The Pre-Kindergarten Program (age 4) aims to prepare each child with the cognitive tools they need to begin kindergarten, with a special focus on developing essential language skills for reading and writing.

About 50 children are expected to fill the new campus’s six classrooms, which will open for school on Aug. 8.

Applications and registration are currently available online at www.suds.org/communityschools. For more information, contact Carla Partridge at 480-484-6223 or cpartridge@susd.org. — Sadie Smeck

Celebrating art, culture and giving back

Camelback Desert School’s Annual Art Walk celebrated innovation and cultural awareness while honoring and raising funds for Japan. Some highlights from last week’s event:

All students in grades 3-8 play violin, so they performed during the walk. Younger students read creative poetry and short stories over the microphone.

Students have been learning about Japan’s food, language, music, history and significant contributions to world culture. They combined their cultural studies with a fundraising effort for tsunami relief and a moment of silence was held  to increase awareness of the still unfolding tragedy.

"Juice for Japan" was just one example of fundraising the students have undertaken to benefit tsunami relief in Japan. On Friday, students could "pay" $1 to wear their regular clothes, instead of school uniforms, with proceeds going to Japan relief.

Of course an Art Walk isn’t complete without art. Here are some examples:

Student sculpture.

Colorful paintings.

“In today’s global marketplace, it’s important for schools to encourage learning through arts, cultural awareness and technology to compete through innovation and ideas,” says Principal Jen Estes.
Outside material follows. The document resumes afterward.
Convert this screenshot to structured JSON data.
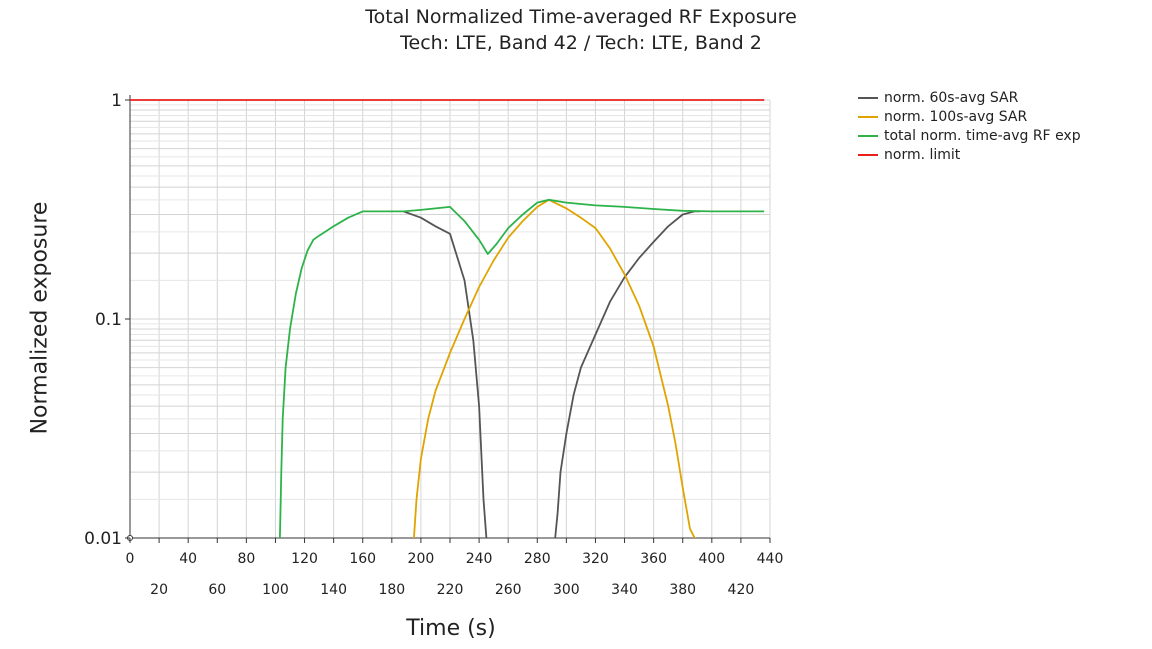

Camelback Desert School is a preschool-grade 8 private school offering a rigorous, standards-based curriculum with technology focus, small class sizes, personal assessment and learning plans and integration of 21st century skills in academic instruction. The school is located at 9606 E. Kalil Dr. in  Scottsdale. To learn more, call 480-451-3130 or visit camelbackdesertschool.com.

Gateway Academy open house April 2

Gateway Academy is showing off its new facility Saturday from 10am-noon. The school is located at 9659 N. Hayden Rd. (Mountain View Plaza) in Scottsdale. It serves students in grades K-12 who have Asperger’s Syndrome, High Functioning Autism, and  PDD-nos. Because it caters to a specific population, the school can adapt the curriculum as well as the facility to meet students’ needs.

Colors are consistent throughout and the low 6:1 student-teacher ratio keeps classes personal and quiet. Of course not so quiet in the Rock Band class seen below. The amps weren’t plugged in the day I was there but no one plays “Smoke on the Water quietly.

Rock Band at Gateway Academy

Rock band class with Michael Plunkett at left with students and music teacher Gabe Hall-Rodrigues on accordion in the background.

The PE class is adapted so that team sports are individualized.

Geoff Rubin leads a PE class.

As with any school, there is plenty of technology in all classes, including biology (where students do virtual dissections) and math. —Dan Friedman

This area is in the lower school, grades 3-5.